What is a good multiple of EBITDA? ›

An EV/EBITDA multiple of about 8x can be considered a very broad average for public companies in some industries, while in others, it could be higher or lower than that.

Why do you never use equity value EBITDA? ›

Similarly, an Equity Value/EBITDA multiple is meaningless because the numerator applies only to shareholders, while the denominator accrues to all holders of capital.

What does enterprise value to Ebitda tell you? ›

EV/EBITDA is a financial ratio that is commonly used to evaluate a company's value and performance. It measures the relationship between a company's enterprise value (EV) and its earnings before interest, taxes, depreciation, and amortization (EBITDA). The ratio is calculated by dividing a company's EV by its EBITDA.

Why can't you use equity value EBITDA? ›

You can't use Equity Value / EBITDA as a multiple because you are comparing apples to oranges. This is because EBITDA is available to all investors in the company (both equity and debt holders). Equity Value, on the other hand, is only available to equity investors, so it doesn't make sense to pair them together.

Why use EV Ebitda for valuation? ›

One advantage of the EV/EBITDA ratio is that it strips out debt costs, taxes, depreciation, and amortization, thereby providing a clearer picture of the company's financial performance.

Why is EV Ebitda better than PE? ›

Contrasts: EV/EBITDA is often preferred in mergers and acquisitions due to its comprehensive view, whereas the P/E ratio is frequently used for evaluating a company's attractiveness to investors. Incorporation of Growth Expectations:Parallels: Both ratios implicitly incorporate expectations for future earnings growth.

What is an example of EV Ebitda multiple? ›

For example, Wal-Mart Inc.'s EBITDA for the fiscal year 2020, was $31.55 billion. Its enterprise value was $445.77 billion during this period. This works out to an EBITDA/EV multiple of 0.07077 or 7.08%. The reciprocate multiple EV/EBITDA is used to measure the value of a company.

Is it better to have a higher or lower EV EBITDA? ›

In general, a higher EBITDA multiple is considered better when evaluating a company's valuation. The EBITDA multiple, also known as the EBITDA ratio or valuation multiple, is calculated by dividing the enterprise value (EV) of a company by its EBITDA (Earnings Before Interest, Taxes, Depreciation, and Amortization).

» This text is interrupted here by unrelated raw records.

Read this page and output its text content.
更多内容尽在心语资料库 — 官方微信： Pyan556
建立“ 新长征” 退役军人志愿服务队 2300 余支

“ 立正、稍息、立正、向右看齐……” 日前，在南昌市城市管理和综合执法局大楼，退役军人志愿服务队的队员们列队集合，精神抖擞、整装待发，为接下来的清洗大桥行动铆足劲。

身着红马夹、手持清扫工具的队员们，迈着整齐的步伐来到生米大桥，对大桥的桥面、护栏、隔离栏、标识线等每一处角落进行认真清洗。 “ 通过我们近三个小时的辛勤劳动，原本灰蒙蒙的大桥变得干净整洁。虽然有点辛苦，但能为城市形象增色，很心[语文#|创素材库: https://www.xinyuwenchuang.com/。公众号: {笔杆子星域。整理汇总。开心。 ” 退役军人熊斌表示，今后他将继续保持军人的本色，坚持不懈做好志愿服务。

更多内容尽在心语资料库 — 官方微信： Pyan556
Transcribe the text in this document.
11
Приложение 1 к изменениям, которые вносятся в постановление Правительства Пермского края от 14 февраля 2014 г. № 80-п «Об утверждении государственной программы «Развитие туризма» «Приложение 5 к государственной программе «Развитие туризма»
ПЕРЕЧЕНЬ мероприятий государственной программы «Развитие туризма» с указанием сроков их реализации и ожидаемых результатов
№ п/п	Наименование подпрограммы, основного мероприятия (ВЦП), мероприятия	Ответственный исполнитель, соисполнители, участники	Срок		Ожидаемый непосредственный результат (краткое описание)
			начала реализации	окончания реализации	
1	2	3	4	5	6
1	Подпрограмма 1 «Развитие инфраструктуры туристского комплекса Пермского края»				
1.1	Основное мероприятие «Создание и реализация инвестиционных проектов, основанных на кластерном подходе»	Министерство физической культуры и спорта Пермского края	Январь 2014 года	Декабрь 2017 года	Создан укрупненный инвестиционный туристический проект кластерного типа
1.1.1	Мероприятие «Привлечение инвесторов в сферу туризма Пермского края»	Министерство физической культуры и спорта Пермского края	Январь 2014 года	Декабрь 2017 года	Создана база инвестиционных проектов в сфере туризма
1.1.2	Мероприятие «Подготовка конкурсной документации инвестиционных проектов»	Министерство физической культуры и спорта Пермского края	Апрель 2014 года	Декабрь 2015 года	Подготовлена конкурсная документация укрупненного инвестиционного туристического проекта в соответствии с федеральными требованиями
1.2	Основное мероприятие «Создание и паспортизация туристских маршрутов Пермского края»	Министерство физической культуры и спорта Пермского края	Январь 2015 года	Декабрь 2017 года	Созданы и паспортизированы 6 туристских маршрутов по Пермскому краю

Is a high EV EBIT ratio good? ›

Key Takeaways

The higher the EBIT/EV multiple, the better for the investor as this indicates the company has low debt levels and higher amounts of cash. The EBIT/EV multiple allows investors to effectively compare earnings yields between companies with different debt levels and tax rates, among other things.

What is a healthy EV revenue ratio? ›

EV-to-sales multiples are usually found to be between 1x and 3x. Generally, a lower EV/sales multiple will indicate that a company may be more attractive or undervalued in the market.